Tags

After viewing TEENAGERS FROM OUTER SPACE, I have a new favorite “bad” science fiction movie. It still doesn’t rival PLAN 9 FROM OUTER SPACE as the worst film, but it’s a very close second.

The plot, such as it is, is that the aliens are looking for a planet to serve as the farm for their livestock, lobster-like “cattle” that grow to enormous proportions overnight when fed. They are the master race and care not about any inferior beings. They land on Earth and start to disperse. With names like Thor and Derek, hardly alien names, they seem more at home on Earth.

Our hero, Derek, has been reading one of the forbidden books. They describe a life much different from what he knows. Families… and LOVE!. The inhabitants are taken from their parents and raised by the state.

Now all the things wrong with this piece of cinema.

To start with, the title makes no sense. The youngest one of the aliens, our hero Derek, looks to be about thirty, late twenties at the best. The spaceship is much to small to hold the half dozen who climb out of a small round hole, below a hinged port that raises. No ladders, they walk across the hull and jump to the ground. They have a weapon that fires a focusing disintegrating beam. It strips a human, or animal, down the bone instantly. Thor seems particularly disdainful of humans and uses the weapon quite liberally.

Their “cattle,” the Gargons are never seen, just shadows in the climactic battle scene. The “ray” gun is a miracle of superior science, leaving not a drop of blood, a chunk of meat, instantly leaving a skeleton falling to the ground.

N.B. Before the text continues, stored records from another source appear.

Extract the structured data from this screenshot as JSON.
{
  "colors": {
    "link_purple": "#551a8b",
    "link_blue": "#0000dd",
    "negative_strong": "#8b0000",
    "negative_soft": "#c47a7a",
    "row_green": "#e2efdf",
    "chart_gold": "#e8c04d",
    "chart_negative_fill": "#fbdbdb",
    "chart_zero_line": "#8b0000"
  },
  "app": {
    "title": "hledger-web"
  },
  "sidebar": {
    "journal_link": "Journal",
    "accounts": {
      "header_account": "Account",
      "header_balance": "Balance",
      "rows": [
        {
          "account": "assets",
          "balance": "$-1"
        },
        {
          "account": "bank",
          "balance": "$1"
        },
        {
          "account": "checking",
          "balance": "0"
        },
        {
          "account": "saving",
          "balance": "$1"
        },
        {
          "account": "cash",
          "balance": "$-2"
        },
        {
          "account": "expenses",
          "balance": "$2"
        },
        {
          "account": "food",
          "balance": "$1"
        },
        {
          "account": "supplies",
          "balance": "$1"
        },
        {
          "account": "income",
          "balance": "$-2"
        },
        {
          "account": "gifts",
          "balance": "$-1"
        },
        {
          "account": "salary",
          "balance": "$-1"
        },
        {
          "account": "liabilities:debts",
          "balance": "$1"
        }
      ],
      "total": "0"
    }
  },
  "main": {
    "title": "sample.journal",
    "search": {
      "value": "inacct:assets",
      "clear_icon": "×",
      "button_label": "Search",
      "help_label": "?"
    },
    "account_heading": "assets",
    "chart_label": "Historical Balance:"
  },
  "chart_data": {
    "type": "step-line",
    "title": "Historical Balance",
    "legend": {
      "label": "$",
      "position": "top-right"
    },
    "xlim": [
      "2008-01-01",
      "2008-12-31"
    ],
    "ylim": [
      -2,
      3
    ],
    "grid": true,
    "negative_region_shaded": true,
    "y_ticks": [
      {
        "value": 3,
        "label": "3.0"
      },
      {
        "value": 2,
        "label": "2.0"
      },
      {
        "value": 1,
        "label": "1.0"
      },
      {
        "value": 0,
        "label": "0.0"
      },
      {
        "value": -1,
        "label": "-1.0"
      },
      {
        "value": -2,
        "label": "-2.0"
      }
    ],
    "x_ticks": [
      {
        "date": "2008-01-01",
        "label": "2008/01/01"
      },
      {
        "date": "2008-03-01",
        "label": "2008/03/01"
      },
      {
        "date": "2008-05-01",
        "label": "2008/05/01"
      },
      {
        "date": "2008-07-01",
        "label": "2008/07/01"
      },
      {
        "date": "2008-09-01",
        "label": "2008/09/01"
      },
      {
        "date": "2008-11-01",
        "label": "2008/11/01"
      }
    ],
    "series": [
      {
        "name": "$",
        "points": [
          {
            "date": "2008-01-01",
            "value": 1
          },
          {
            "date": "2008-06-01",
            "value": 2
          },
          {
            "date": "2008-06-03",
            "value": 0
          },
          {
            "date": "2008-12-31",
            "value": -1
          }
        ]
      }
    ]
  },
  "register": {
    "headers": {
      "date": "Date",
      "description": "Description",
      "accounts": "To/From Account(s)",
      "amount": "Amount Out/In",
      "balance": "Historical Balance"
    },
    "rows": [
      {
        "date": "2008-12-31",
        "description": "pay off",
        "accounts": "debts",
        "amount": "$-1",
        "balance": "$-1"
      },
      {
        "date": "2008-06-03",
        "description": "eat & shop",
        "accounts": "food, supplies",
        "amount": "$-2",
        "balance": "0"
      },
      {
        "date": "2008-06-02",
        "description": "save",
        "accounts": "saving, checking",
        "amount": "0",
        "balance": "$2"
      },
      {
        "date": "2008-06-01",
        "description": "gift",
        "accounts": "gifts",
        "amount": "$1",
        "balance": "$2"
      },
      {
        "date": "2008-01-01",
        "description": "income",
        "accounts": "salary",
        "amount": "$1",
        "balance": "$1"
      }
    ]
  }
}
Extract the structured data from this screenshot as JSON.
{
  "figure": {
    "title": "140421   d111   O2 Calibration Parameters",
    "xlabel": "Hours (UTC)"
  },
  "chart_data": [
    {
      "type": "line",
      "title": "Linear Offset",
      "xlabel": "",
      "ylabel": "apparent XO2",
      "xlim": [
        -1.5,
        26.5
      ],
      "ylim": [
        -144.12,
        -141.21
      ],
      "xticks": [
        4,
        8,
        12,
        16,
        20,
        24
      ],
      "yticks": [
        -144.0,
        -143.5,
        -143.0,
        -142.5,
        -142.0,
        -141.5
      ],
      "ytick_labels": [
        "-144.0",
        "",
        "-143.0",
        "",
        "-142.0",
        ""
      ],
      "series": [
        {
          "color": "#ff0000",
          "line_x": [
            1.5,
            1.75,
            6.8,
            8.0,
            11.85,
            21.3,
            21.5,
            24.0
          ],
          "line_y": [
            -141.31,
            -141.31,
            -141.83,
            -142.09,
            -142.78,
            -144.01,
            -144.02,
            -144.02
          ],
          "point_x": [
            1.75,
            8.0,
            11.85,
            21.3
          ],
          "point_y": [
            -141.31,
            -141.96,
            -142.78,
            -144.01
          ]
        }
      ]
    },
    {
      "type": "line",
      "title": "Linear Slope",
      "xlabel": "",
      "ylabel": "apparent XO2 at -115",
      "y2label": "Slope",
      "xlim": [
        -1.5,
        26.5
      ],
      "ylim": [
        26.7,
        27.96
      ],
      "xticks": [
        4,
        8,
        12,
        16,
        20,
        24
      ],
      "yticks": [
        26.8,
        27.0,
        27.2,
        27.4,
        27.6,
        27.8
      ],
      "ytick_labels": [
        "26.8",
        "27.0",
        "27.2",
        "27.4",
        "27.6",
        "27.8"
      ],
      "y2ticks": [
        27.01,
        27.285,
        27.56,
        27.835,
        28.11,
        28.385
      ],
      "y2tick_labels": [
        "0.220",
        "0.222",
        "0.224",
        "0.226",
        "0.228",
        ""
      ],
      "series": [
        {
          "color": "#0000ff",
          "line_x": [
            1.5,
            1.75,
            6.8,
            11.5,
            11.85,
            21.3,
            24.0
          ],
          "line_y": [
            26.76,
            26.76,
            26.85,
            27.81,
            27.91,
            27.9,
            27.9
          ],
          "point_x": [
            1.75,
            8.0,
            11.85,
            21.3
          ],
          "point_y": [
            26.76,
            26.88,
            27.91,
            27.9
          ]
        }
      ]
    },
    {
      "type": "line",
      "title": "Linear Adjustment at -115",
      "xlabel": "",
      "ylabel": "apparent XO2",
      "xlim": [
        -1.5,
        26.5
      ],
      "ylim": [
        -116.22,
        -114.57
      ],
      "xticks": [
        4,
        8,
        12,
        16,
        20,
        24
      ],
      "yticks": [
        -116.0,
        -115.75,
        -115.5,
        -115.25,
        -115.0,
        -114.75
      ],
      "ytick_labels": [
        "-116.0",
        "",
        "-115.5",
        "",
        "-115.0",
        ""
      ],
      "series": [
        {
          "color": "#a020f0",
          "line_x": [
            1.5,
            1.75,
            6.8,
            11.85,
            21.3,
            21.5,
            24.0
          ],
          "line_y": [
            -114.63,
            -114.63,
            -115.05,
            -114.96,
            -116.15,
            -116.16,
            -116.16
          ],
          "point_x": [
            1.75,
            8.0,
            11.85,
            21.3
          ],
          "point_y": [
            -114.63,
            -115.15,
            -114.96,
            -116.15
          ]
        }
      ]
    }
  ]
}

Acting is totally absent from this production. Everyone speaks in a monotone, with an occasional loud voice to enliven the scene.

The plot has Derek rebelling and fleeing, the commander sending Thor to recapture him- alive!. He’s learned that our hero is the son of the planet’s leader. The ship is leaving while Thor hunts him down to guide in the “cattle” ships.

The gun battle in front of the police station, between the cops and Thor, is quite funny. He blasts a couple of the cops who perforate him and he then manages to hide in a car parked right out front while the rest go charging off to look for him.

This thing was written, produced, and directed by someone named Tom Graeff, rivaled only by the immortal Ed Wood for futility. The movie has appeared on Mystery Science Theater and, recently, Elvira’s Movie Macabre.